Action plan for your tough sector
- Be authentic. According to the Kantar COVID-19 barometer report, 64% of consumers want brands to communicate their values through their messaging. That means putting your founders and directors OutFront and being real.
- Tweak segmentation. Consider the behaviors and demographics of your target audience and make any necessary tweaks. Countries that have been badly hit by the coronavirus may not be right to target now.
- Closely monitor your Web analytics and take note of what shifts in customer behavior are telling you. If customers are visiting a particular article or Web page, create more content like that for paid ads.
- Stay-at-home behavior has changed the way your target audience behaves. This, in turn, changes our ad spend. For example, CPMs have decreased by 5-10% when comparing February to March. Instagram Stories are being posted on average each day: a 15% gain for the week of March 15-21, 2020. Desktop video and display auction volume is up 8% too.
- Over 70% of consumers believe that brands should not exploit the situation to promote their brand. Be aware of this when creating ads for your marketing agency or on behalf of clients.
- Revisit your creatives. What was relevant last year may be inappropriate now. For example, Ford pulled down its planned advertisements and replaced them with ads about the carmaker’s car payment relief program.
As a social media marketing agency, your ads should be showcasing your creativity. Lead by example and create some FOMO!
Related: Download our FREE Social Media Content Calendar
Do You Need to Pivot to Another Sector and How Can You Do That?
Social media agencies in struggling sectors may be tempted to pivot to a new sector. After all, marketing is much the same from one to another, right?
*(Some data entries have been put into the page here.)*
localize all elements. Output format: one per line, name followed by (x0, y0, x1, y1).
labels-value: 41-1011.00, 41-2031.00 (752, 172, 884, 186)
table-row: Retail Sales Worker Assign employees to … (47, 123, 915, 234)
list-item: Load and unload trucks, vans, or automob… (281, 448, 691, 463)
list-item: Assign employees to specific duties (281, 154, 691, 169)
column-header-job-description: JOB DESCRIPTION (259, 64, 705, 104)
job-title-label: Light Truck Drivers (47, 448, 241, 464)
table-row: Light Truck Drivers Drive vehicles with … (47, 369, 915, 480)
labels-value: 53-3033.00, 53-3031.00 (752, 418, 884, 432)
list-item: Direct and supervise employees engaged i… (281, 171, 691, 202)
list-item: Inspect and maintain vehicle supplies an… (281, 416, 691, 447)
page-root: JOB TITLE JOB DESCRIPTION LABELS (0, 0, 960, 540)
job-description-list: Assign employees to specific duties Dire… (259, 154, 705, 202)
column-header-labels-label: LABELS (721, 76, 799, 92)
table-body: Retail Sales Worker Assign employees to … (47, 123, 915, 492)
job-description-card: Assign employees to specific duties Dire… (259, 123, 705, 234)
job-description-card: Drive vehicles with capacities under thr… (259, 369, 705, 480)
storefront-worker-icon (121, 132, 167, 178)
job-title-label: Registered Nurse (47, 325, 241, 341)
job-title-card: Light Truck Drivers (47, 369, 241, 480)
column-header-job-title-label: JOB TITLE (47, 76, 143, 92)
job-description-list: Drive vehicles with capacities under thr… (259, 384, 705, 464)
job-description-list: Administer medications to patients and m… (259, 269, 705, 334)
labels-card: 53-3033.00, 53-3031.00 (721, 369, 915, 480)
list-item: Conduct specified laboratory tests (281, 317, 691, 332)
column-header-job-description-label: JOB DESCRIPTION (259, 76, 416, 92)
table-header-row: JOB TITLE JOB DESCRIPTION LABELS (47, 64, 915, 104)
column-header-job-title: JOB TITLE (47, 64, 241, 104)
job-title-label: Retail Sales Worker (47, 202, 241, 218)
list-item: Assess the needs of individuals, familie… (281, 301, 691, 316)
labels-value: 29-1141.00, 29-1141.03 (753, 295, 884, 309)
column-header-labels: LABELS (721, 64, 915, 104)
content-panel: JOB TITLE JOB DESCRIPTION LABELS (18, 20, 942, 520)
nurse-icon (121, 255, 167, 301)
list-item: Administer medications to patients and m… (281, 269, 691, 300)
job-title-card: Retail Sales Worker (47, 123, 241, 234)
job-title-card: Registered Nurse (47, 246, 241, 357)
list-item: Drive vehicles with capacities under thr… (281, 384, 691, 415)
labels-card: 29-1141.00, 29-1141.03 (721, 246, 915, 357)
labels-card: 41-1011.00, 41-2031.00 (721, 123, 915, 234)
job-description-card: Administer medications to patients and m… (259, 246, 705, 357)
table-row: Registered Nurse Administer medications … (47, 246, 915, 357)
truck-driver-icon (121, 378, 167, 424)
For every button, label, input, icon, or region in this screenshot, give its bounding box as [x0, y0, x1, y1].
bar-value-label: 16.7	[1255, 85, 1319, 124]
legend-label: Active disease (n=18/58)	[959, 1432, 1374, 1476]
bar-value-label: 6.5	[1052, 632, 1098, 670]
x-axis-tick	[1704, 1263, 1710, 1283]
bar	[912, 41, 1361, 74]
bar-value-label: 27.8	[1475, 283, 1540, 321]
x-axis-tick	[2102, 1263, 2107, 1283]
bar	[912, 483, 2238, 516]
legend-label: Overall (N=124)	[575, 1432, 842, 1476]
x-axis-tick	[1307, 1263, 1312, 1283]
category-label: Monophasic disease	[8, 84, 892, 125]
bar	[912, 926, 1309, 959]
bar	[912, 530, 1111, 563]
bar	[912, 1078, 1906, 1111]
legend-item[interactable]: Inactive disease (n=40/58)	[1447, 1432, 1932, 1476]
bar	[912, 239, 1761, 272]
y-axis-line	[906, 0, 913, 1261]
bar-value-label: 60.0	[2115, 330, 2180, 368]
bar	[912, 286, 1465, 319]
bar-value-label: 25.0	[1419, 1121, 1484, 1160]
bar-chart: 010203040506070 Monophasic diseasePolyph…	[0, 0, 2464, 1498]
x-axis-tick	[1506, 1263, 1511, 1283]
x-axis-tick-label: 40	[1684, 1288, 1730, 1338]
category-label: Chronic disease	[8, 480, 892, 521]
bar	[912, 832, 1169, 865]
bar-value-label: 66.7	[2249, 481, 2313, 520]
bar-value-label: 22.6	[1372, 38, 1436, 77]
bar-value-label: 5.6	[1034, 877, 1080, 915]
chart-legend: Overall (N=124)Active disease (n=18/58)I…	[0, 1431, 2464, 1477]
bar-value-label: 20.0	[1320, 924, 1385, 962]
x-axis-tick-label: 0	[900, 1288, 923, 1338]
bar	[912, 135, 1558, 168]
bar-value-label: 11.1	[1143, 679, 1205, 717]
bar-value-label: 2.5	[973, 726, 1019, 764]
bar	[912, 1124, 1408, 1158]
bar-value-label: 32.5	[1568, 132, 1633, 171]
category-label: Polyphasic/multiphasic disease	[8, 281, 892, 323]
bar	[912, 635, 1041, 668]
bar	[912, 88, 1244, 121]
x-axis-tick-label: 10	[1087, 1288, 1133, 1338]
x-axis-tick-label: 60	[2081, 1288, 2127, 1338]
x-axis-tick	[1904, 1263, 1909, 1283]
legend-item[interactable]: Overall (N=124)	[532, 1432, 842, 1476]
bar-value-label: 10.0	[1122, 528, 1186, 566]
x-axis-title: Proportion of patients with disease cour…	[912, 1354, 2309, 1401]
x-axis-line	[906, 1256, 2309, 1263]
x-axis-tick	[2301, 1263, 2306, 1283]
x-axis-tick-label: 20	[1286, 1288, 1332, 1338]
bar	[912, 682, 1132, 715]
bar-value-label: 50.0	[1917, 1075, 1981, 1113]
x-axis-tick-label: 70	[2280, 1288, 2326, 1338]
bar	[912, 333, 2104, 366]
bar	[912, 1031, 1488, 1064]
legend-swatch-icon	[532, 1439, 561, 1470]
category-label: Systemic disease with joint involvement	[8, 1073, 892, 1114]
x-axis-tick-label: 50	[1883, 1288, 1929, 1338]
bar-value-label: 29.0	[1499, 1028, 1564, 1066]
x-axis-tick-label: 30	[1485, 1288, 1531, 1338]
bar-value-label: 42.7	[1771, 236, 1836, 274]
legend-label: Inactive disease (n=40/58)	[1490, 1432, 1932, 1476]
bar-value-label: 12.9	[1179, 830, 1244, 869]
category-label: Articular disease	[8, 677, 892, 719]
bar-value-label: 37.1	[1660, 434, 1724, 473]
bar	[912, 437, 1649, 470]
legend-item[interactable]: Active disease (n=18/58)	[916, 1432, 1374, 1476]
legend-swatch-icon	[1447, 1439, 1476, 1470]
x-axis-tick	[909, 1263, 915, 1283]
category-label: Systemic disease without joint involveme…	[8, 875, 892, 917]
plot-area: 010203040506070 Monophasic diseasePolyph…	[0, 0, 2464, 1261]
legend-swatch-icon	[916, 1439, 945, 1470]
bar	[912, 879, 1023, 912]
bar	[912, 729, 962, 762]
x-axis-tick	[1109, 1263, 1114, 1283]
Well, not really.
Switching from a sector such as high street retail to online food and beverage is not something a marketing agency can do just like that.
Consider these questions when deciding whether to pivot:
- Can you showcase examples of work in your new sector? Clients will often want to see a portfolio before they sign up.
- Do you understand the sector? Check out my social media guidelines for the finance sector. This is a highly regulated and fast-paced sector, and you need to understand it to be able to market in it. Similarly, the food and beverage sector, pharmaceutical, and legal sectors are all strictly governed.
- Will you need to redo your website, marketing materials, landing pages, and social media channels?
- Are you targeting small or large corporations, and will you need to change regions?
- What services will you provide to the new sectors? Do you have the in-house expertise and will your prices need to change?
Pivoting to a more affluent sector may seem like the ideal solution—but it’s not an overnight thing. You will need to dedicate a lot of resources and possibly budget to making the change, and it may take 6+ months to see results.
Action plan for your tough sector
- Instead of switching to a new industry, look at finding new angles within the industry you currently serve. For example, assist your bricks and mortar stores in getting online. Create shoppable social media posts and provide marketing plans for when your struggling sectors are back up and running.
- Don’t abandon your current sectors. Maintain your content and social media updates, and start adding to them to attract new business.
- If you do want to switch, start educating yourself on the new sector. Subscribe to podcasts, tutorials and emails to stay in the loop with industry news.
- Look to do some free marketing for a brand in your target sector. This will then provide you with an instant case study to show off your work.
In Conclusion
My final advice for social media agencies is to apply the same logic, time, and strategy to your own business as you do for your clients. If you decide to change your strategy or implement new procedures, be sure to document and share it with your team.